Metadata-Version: 2.1
Name: cluster_ga
Version: 0.1
Summary: This Python script implements a genetic algorithm for clustering data. The algorithm optimizes the cluster assignments of data points using a genetic approach, aiming to improve the silhouette score. The silhouette score is a measure of how well-defined the clusters are in the data.
Home-page: https://github.com/parvvaresh/clustering-with-genetic
Author: Alireza Parvaresh
Author-email: parvvaresh@gmail.com
Classifier: Programming Language :: Python :: 3
Classifier: License :: OSI Approved :: MIT License
Classifier: Operating System :: OS Independent
Requires-Python: >=3.6
Description-Content-Type: text/markdown

# Genetic Clustering Algorithm

This Python script implements a genetic algorithm for clustering data. The algorithm optimizes the cluster assignments of data points using a genetic approach, aiming to improve the silhouette score. The silhouette score is a measure of how well-defined the clusters are in the data.

## Table of Contents
- [Getting Started](#getting-started)
  - [Prerequisites](#prerequisites)
  - [Installation](#installation)
- [Usage](#usage)
- [Algorithm Overview](#algorithm-overview)
  - [Genetic Class](#genetic-class)
  - [Cluster Class](#cluster-class)
  - [Main Script](#main-script)
- [Parameters](#parameters)
- [Results](#results)
- [License](#license)
- [Acknowledgments](#acknowledgments)

## Getting Started

### Prerequisites

- Python 3
- Required libraries: numpy, pandas, scikit-learn, matplotlib

### Installation

1. **Clone the repository:**

```bash
https://github.com/parvvaresh/cluster_ga
cd cluster_ga
```

2. **Install the required dependencies:**

```bash
pip install -r requirements.txt
```

## Usage

Run the `genetic_clustering.py` script to execute the genetic clustering algorithm on the provided dataset.

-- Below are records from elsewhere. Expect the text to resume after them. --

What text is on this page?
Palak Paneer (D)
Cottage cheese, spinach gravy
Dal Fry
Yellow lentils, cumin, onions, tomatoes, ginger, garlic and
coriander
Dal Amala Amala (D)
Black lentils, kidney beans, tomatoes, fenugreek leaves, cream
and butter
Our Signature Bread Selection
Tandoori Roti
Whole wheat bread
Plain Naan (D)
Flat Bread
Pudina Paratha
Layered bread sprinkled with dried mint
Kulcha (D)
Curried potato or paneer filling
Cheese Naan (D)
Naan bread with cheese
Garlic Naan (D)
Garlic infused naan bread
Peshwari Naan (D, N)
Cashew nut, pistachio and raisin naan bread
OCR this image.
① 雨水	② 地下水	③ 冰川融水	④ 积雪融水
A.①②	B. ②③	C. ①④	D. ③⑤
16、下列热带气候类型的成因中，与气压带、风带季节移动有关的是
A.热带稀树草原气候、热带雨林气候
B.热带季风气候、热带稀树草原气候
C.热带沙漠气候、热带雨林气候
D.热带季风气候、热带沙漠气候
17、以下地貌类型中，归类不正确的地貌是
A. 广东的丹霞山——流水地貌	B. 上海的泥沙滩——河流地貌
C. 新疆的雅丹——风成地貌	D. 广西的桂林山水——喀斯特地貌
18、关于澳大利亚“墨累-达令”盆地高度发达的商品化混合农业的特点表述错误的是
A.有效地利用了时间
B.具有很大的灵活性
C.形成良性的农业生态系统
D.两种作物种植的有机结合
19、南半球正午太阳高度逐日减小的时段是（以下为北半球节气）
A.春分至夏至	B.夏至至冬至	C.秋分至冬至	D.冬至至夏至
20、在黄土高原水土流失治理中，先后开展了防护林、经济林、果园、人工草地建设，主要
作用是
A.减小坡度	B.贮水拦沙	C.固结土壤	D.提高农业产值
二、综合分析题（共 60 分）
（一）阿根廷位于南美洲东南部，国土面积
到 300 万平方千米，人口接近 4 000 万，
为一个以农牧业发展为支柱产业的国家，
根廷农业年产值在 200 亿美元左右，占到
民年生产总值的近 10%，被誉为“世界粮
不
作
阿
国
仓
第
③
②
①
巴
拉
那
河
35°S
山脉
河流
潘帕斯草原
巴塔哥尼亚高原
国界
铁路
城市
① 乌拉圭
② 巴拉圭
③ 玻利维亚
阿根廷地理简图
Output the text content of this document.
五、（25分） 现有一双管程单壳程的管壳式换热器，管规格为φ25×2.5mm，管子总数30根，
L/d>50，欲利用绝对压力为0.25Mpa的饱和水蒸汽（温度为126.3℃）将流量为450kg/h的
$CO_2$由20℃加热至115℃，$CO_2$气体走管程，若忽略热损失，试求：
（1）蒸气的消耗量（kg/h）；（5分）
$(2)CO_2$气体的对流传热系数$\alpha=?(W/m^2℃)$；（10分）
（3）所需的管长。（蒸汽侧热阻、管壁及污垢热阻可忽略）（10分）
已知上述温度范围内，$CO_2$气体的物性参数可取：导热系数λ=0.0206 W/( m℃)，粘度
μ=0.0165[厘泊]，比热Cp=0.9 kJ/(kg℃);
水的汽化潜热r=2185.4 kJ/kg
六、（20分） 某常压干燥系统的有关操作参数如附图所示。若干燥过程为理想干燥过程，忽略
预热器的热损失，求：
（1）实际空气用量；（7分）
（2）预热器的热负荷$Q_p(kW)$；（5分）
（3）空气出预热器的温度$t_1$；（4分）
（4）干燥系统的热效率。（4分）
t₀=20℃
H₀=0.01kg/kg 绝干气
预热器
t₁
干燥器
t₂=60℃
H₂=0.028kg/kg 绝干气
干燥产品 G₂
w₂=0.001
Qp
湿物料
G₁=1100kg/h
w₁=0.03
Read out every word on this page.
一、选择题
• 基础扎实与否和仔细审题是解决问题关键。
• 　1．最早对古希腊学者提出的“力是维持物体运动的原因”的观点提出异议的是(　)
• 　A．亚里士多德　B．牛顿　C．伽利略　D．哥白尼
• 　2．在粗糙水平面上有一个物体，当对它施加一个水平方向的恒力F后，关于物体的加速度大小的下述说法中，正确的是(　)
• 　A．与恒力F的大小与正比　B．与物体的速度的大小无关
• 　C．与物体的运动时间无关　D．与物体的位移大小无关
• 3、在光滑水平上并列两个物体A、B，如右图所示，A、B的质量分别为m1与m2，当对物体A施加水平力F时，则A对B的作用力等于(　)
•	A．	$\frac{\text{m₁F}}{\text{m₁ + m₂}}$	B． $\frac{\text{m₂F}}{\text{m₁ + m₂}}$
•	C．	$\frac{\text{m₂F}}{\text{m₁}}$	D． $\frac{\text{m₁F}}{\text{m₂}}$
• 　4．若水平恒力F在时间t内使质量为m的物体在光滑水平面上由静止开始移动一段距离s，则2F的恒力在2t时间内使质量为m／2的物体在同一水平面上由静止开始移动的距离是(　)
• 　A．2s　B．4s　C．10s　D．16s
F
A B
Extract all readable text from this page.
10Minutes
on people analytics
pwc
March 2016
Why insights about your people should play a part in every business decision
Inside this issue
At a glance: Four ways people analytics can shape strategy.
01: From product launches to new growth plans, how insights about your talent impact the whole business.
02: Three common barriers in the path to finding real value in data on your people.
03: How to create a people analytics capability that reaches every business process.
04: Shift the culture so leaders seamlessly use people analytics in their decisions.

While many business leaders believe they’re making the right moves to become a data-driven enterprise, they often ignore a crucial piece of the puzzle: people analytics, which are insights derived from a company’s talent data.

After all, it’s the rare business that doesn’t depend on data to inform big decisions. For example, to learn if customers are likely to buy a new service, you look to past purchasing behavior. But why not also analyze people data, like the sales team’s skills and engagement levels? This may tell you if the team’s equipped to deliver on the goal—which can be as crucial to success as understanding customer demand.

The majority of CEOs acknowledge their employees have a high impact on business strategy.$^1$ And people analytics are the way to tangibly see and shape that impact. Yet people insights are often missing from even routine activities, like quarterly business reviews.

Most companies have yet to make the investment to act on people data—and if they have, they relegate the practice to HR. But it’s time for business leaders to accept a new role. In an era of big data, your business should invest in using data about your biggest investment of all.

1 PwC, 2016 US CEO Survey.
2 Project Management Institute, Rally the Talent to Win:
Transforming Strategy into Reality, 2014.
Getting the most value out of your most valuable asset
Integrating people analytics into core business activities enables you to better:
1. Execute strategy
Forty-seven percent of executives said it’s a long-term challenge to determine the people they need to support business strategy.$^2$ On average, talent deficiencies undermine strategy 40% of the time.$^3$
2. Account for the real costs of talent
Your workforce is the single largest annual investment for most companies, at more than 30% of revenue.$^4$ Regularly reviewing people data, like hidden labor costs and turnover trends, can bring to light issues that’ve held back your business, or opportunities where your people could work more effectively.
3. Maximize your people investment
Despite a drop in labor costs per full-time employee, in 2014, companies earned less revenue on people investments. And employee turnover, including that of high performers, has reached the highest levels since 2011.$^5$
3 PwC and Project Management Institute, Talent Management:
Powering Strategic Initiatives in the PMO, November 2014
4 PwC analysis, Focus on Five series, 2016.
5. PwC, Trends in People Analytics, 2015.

Make sure to update the script with your dataset or use the default Iris dataset.

```bash
python3 test_iris.py
```

## Algorithm Overview

The genetic clustering algorithm consists of the following components:

### Genetic Class

Defines the genetic operations such as mutation, generation, and fitness calculation.

### Cluster Class

Manages the clustering process, including the initialization of populations, evolution, and convergence.

### Main Script

Utilizes the genetic and clustering classes to run the algorithm on a given dataset.

## Parameters

- `size_population`: Number of individuals in the population.
- `goal`: The desired fitness score to achieve.
- `repeat`: Number of generations to run the algorithm.
- `is_mutation`: Boolean flag to enable or disable mutation.

## Results

The script outputs the progress of the algorithm, including the generation number and the fitness score achieved. Additionally, a plot of the fitness scores over generations is displayed at the end of the execution.

![result](./assets/result.png)

## License

This project is licensed under the MIT License - see the [LICENSE.md](LICENSE.md) file for details.

## Acknowledgments

- This implementation is inspired by genetic algorithms and clustering techniques.
- Special thanks to the scikit-learn library for providing the silhouette score metric.